Chemoorganotrophic heterotrophs are microorganisms that make use of organic compounds as their sole source of energy, carbon, electrons and hydrogen. They are also known as chemoheterotrophs or chemoorganoheterotrophs; and all pathogenic microorganisms (especially bacteria and fungi) are in this category known as chemoheterotrophs. Chemoheterotrophs utilize a wide variety of organic substrates to generate their carbon and other nutritional and growth factors. Other examples of chemoheterotrophs include Archaea. The majority of fungi and bacteria are chemoheterotrophs in nature.        


Photoorganotrophic heterotrophs are microorganisms that are commonly found in streams and lakes especially when they are polluted. Also known as photoorganoheterotrophs, microbes in this nutritional group also utilize light and organic compounds to generate their energy and carbon molecules required for growth. Examples of photoorganoheterotrophs include purple bacteria and green bacteria. They are mainly non-sulphide bacteria.  


Chemolithotrophic autotrophs are microorganisms that obtain their energy and electrons form the oxidation of reduced inorganic compounds such as sulphur, nitrogen and iron compounds. Inorganic compounds such as nitrogen (iv) oxide (NO2), CO2, hydrogen sulphide (H2S) and ammonia (NH3) among others are the main energy and carbon sources of chemoautotrophs or chemolithotrophic autotrophs. Chemoautotrophs or chemolithoautotrophs as they are often called play vital roles in the ecosystem because of the notable biodegradative and oxidation activities of microbes in this nutritional group. Many Archaea and some bacteria including nitrifying bacteria, sulphur-oxidizing bacteria and iron-oxidizing bacteria are some examples of chemoautotrophs. Microorganisms in this nutritional category possess the properties of both lithotrophs and autotrophs; and some chemolithotrophic microbes especially bacteria are used in leaching (i.e. the solubilization or commercial recovery of some metals from their ores).

Thiobacillus species and Leptospirillum species are typical examples of bacteria used for leaching activities; and the process can also be described as bioleaching or biomining since it is facilitated by microorganisms. Some group of microorganisms (especially the iron-oxidizing bacteria such as Thiobacillus species and Alcaligenes species) obtain their nutrients and other growth factors from the combination of the metabolic pathways or processes of both chemolithoautotrophic or chemolithotrophic and heterotrophic organisms. Such group of microorganisms is generally known as mixotrophs; and their mode of nutrition is known as mixotrophy. A mixotroph is a heterotrophic-chemolithoautotrophic microorganism. Mixotrophs exhibit mixotrophic mode of nutrition because they combine the metabolism of heterotrophs and chemolithoautotrophs to obtain their energy and carbon.
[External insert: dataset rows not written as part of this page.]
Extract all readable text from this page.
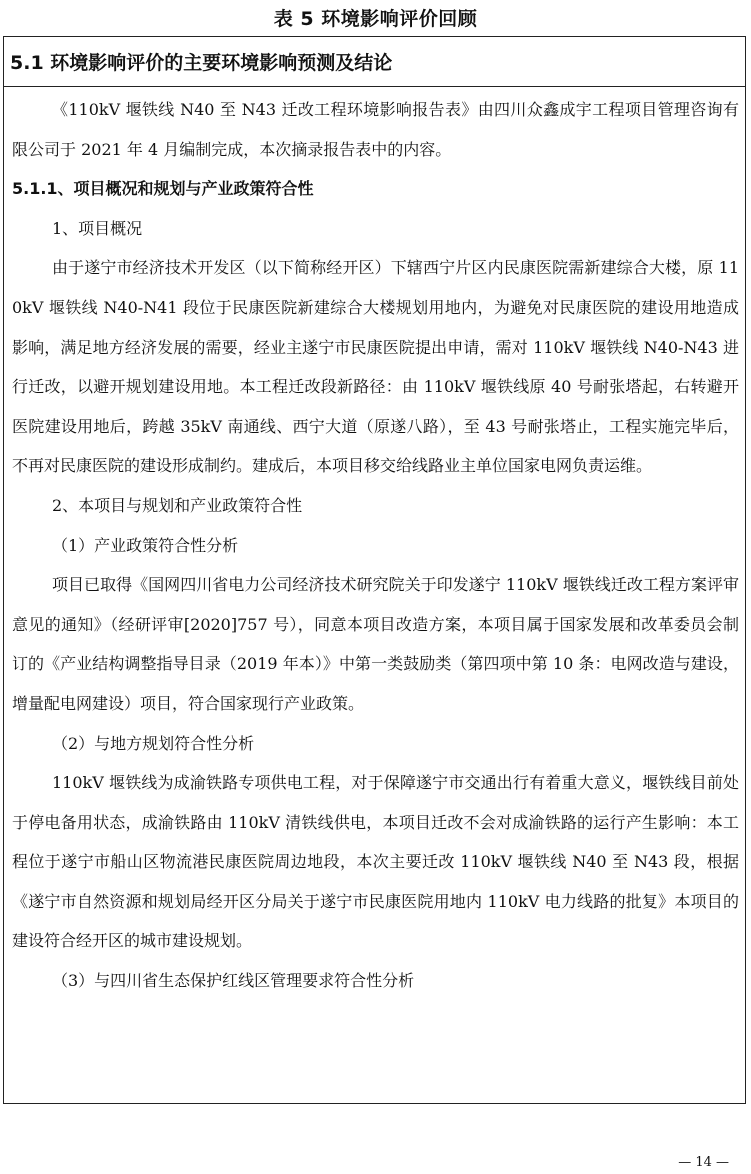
表 5 环境影响评价回顾
5.1 环境影响评价的主要环境影响预测及结论

《110kV 堰铁线 N40 至 N43 迁改工程环境影响报告表》由四川众鑫成宇工程项目管理咨询有限公司于 2021 年 4 月编制完成，本次摘录报告表中的内容。

5.1.1、项目概况和规划与产业政策符合性

1、项目概况

由于遂宁市经济技术开发区（以下简称经开区）下辖西宁片区内民康医院需新建综合大楼，原 110kV 堰铁线 N40-N41 段位于民康医院新建综合大楼规划用地内，为避免对民康医院的建设用地造成影响，满足地方经济发展的需要，经业主遂宁市民康医院提出申请，需对 110kV 堰铁线 N40-N43 进行迁改，以避开规划建设用地。本工程迁改段新路径：由 110kV 堰铁线原 40 号耐张塔起，右转避开医院建设用地后，跨越 35kV 南通线、西宁大道（原遂八路），至 43 号耐张塔止，工程实施完毕后，不再对民康医院的建设形成制约。建成后，本项目移交给线路业主单位国家电网负责运维。

2、本项目与规划和产业政策符合性

（1）产业政策符合性分析

项目已取得《国网四川省电力公司经济技术研究院关于印发遂宁 110kV 堰铁线迁改工程方案评审意见的通知》（经研评审[2020]757 号），同意本项目改造方案，本项目属于国家发展和改革委员会制订的《产业结构调整指导目录（2019 年本）》中第一类鼓励类（第四项中第 10 条：电网改造与建设，增量配电网建设）项目，符合国家现行产业政策。

（2）与地方规划符合性分析

110kV 堰铁线为成渝铁路专项供电工程，对于保障遂宁市交通出行有着重大意义，堰铁线目前处于停电备用状态，成渝铁路由 110kV 清铁线供电，本项目迁改不会对成渝铁路的运行产生影响：本工程位于遂宁市船山区物流港民康医院周边地段，本次主要迁改 110kV 堰铁线 N40 至 N43 段，根据《遂宁市自然资源和规划局经开区分局关于遂宁市民康医院用地内 110kV 电力线路的批复》本项目的建设符合经开区的城市建设规划。

（3）与四川省生态保护红线区管理要求符合性分析

— 14 —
Mixotrophy is thus a mode of metabolism in which microorganisms obtain their energy and carbon from the oxidation of inorganic substrates and organic substrates respectively. Mixotrophs also obtain their carbon from the oxidation of CO2 through the metabolic pathway of autotrophs. Microbial cells employ a variety of mechanisms to uptake nutrients (including macromolecules, inorganic ions, water and other small molecules) from their natural environment or from artificially prepared cultured media which are precisely designed to provide all the essential nutritional requirements and growth factors necessary for microbial or bacterial growth.

The cell wall or outer covering of microbes is usually selectively permeable in nature (cytoplasmic membrane is the selectively permeable membrane which encloses the cytoplasm in prokaryotic and eukaryotic cells), and molecules including nutrients required by the organism for growth only pass through the cell membrane of the cell in a selective manner which does not allow other unwanted molecules to pass through it. Active transport and diffusion (i.e. passive diffusion) is some of the important mechanisms used by microorganisms to take up nutrient molecules from their environment or culture media through their cytoplasmic or plasma membrane.